METHODS: 120 healthy subjects (age 74.8±5.7 years old, 55.7% female) were recruited from the Hillblom Healthy Aging Network at the Memory and Aging Center, UCSF. All participants were determined to be cognitively healthy following a neurological evaluation, neuropsychological assessment and informant interview. Participants had a 3T brain MRI and completed the Insomnia Severity Index (ISI), Geriatric Depression Scale (GDS) and Berlin Sleep Questionnaire (BA) to assess sleep apnea. Cortical thickness (CTh) and subcortical volumes were obtained by the CAT12 toolbox within SPM12. We studied the correlation of CTh and subcortical volumes with ISI using multiple regressions adjusted by age, sex, handedness and MRI scan type. Additional models adjusting by GDS and BA were also performed.

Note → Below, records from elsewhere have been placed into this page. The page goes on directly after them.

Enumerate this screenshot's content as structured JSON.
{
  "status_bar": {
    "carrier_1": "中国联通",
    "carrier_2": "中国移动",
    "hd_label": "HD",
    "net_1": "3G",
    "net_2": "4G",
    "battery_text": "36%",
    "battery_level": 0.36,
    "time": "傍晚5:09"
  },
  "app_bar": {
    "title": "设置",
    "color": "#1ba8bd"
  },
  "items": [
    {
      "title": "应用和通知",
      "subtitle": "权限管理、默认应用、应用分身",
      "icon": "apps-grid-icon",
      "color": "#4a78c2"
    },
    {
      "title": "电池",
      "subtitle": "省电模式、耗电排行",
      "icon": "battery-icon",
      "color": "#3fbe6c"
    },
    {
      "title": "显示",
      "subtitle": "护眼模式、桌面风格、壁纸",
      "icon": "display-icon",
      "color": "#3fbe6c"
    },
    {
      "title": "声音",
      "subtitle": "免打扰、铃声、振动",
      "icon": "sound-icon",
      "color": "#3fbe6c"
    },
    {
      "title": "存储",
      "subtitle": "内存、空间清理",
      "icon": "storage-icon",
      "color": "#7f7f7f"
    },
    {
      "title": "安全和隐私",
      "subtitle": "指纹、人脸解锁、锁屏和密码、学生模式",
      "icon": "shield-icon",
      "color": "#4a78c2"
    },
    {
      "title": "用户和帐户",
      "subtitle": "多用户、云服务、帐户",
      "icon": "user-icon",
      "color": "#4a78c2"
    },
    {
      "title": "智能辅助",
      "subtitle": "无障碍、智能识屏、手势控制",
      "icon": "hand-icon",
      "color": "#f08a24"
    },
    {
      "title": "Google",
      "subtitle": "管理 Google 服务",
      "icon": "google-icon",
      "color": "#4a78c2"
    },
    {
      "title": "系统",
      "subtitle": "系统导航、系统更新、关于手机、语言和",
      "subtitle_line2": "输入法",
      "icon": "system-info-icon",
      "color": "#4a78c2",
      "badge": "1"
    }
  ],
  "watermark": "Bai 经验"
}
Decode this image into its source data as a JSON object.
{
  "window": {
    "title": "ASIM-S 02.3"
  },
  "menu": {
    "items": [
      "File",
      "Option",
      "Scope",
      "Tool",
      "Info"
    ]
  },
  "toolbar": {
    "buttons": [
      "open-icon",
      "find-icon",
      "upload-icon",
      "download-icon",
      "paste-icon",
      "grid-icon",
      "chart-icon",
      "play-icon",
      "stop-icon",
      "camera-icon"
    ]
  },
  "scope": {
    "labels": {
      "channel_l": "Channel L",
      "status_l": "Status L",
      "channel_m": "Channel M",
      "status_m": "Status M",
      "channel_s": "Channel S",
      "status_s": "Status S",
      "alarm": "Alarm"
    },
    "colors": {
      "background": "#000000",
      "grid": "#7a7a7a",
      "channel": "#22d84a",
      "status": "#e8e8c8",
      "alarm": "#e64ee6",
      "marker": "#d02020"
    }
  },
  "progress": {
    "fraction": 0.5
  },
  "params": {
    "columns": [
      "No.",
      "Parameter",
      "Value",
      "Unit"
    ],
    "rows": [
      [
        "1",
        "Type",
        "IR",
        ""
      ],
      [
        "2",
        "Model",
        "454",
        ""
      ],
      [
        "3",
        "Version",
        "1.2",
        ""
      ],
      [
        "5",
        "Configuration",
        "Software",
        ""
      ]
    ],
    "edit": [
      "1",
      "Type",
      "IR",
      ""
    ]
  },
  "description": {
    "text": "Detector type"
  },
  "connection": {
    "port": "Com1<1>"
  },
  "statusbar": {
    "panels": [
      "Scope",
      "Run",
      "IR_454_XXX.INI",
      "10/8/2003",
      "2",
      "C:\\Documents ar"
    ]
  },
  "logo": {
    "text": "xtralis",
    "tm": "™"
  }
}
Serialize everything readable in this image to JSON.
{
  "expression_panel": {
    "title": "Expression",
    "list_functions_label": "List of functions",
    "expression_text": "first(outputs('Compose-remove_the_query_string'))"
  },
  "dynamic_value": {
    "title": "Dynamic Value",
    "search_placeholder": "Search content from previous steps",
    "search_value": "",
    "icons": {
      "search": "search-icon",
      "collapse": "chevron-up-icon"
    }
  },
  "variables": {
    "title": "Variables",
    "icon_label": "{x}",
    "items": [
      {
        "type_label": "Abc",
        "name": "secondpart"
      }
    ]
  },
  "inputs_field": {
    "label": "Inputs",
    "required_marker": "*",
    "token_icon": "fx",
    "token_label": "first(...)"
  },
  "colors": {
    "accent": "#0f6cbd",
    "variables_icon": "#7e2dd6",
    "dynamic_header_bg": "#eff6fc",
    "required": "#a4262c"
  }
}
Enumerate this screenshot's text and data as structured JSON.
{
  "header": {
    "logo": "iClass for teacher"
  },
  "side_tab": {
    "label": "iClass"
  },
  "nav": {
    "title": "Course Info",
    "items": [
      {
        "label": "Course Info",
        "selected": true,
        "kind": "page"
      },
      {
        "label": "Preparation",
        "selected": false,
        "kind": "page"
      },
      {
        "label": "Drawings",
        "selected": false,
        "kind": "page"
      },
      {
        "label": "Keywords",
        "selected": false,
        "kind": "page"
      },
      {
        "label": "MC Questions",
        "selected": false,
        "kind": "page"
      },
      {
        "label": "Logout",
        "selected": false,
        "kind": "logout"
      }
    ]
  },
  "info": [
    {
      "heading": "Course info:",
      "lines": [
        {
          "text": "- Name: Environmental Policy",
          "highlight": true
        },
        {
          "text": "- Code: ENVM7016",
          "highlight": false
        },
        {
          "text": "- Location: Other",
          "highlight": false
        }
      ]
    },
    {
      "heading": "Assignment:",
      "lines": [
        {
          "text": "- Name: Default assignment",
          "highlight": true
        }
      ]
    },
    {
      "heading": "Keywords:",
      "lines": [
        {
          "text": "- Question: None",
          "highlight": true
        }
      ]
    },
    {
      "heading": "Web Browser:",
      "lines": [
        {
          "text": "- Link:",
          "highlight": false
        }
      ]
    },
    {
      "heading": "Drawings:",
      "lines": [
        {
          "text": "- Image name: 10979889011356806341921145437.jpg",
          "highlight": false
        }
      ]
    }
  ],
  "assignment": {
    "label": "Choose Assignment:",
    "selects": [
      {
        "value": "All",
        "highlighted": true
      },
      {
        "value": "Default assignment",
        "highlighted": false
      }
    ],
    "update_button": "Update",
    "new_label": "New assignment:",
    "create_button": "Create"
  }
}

RESULTS: ISI and GDS were predominantly mild (4.9±4.2 and 2.5±2.9, respectively) and BA was mostly low risk (80%). Higher ISI correlated with lower CTh of the right orbitofrontal, right superior and caudal middle frontal areas, right temporo-parietal junction and left anterior cingulate cortex (p<0.001, uncorrected FWE). When adjusting by GDS, right ventral orbitofrontal and temporo-parietal junction remained significant, and left insula became significant (p<0.001, uncorrected FWE). Conversely, BA showed no effect. The results were no longer significant following FWE multiple comparisons. Regarding subcortical areas, higher putamen volumes were associated with higher ISI (p<0.01).
CONCLUSIONS: Our findings highlight a relationship between insomnia severity and brain health, even with relatively mild insomnia, and independent of depression and likelihood of sleep apnea. The results extend the previous literature showing the association of specific GM areas (i.e, orbitofrontal, insular and temporo-parietal junction) not just with the presence of insomnia, but across the spectrum of severity itself. Moreover, our results suggest subcortical structures (i.e., putamen) are involved as well. Longitudinal studies are needed to clarify how these insomnia-related brain changes in healthy subjects align with an increased risk of dementia.